Vorsicht, Kamera!
Ein Netz aus Überwachungskameras spannt sich über Klagenfurt. Jedoch nur wenige nimmt man wahr.
Big brother is watching you – der Große Bruder sieht dich“, schrieb der britische Autor George Orwell in seiner Überwachungsdystopie „1984“. Ein Satz, der 2017 mehr denn je gilt – auch in Klagenfurt. Denn auch wenn viele den Blick selten auf sie richten: die Überwachungskameras sind permanent auf uns gerichtet.
Im Strandbad und im Lorettobad, in den Cityarkaden, der Alpen-Adria-Universität und bei Möbelhäusern wie XXXLutz und Ikea erwartet man Video-Überwachungsanlagen ohnehin.
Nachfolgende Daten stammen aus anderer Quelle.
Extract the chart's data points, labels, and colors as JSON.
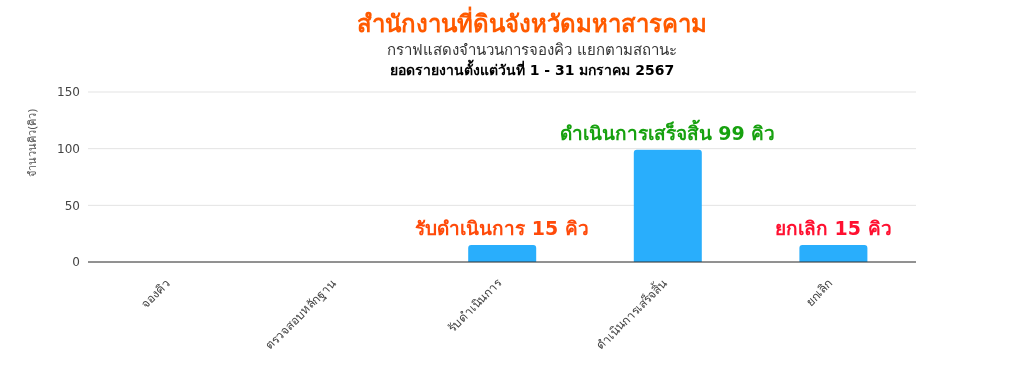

Dass das Haus der Volkshilfe in der Platzgasse und der Fitnessclub P4 in der Pischeldorferstraße sowie der Eingang der Gebietskrankenkasse überwacht werden, überrascht dann aber doch etwas.
Reden wollen über ihre Überwachungsanlagen aber nur die wenigsten Unternehmer. Walter Jarz, Kärntens größter McDonald’s-Gastronom mit mehreren überwachten Standorten in Klagenfurt ist eine Ausnahme: „Das Wohl unserer Gäste und Mitarbeiter hat für uns oberste Priorität. Die Aufnahmen sind für ihre Sicherheit und werden nach spätestens 72 Stunden gelöscht.“
Wie viele Kameras es in Klagenfurt tatsächlich gibt, vermag auch Matthias Schmidl, stellvertretender Leiter der Datenschutzbehörde, nicht zu sagen. Denn auch wenn ein Teil der Kameras genehmigungspflichtig ist, „so gibt es doch viele Unternehmen und Privatpersonen, die ihre Kameras nicht melden und noch mehr Ausnahmen“. Denn Banken, Juweliere, Antiquitätenund Kunsthändler, Trafiken und Tankstellen müssen ihre Kameras nicht melden. Auch für Verwaltungsgebäude öffentlicher Rechtsträger – zum Beispiel Gemeinden – oder Parkgaragen und -plätze gilt diese Ausnahme. Hans Zeger, Obmann der Arge Daten, spricht von einer „Dunkelziffer“von 100.000 nicht angemeldeter Überwachungskameras in Österreich. Eine vorsichtige Schätzung beziffert die Zahl der Kameras alleine in Klagenfurt auf weit über 300. Mit ein Grund für den Wildwuchs ist, dass durch die technischen Möglichkeiten – Überwachungssysteme wurden in den vergangenen Jahren immer günstiger – auch kleinere Betriebe zu dieser Maßnahme greifen. Weitere Beispiele in der Stadt: das Notariat Stein in der Herrengasse, der Verein Hermagoras oder das Laufhaus Tabaris in der Villacherstraße.
Johann Maier, Vorsitzender des Datenschutzrates, kritisiert die Kameras als „populistischen Trend“der vergangenen Jahre. Als langjähriger SPÖ-Nationalratsabgeordneter stellte er jedes Jahr dem Innenminister eine parlamentarische Anfrage nach den Erfolgen der VideoÜberwachung. Das Resultat: „Es gibt sie faktisch nicht. Sie ist lediglich eine Beruhigungspille für die öffentliche Meinung.“Er übt vielmehr Kritik daran, dass die politische Diskussion den technischen Möglichkeiten hinterher hinkt, „denn technisch stehen wir knapp davor, den öffentlichen Raum völlig zu kontrollieren“.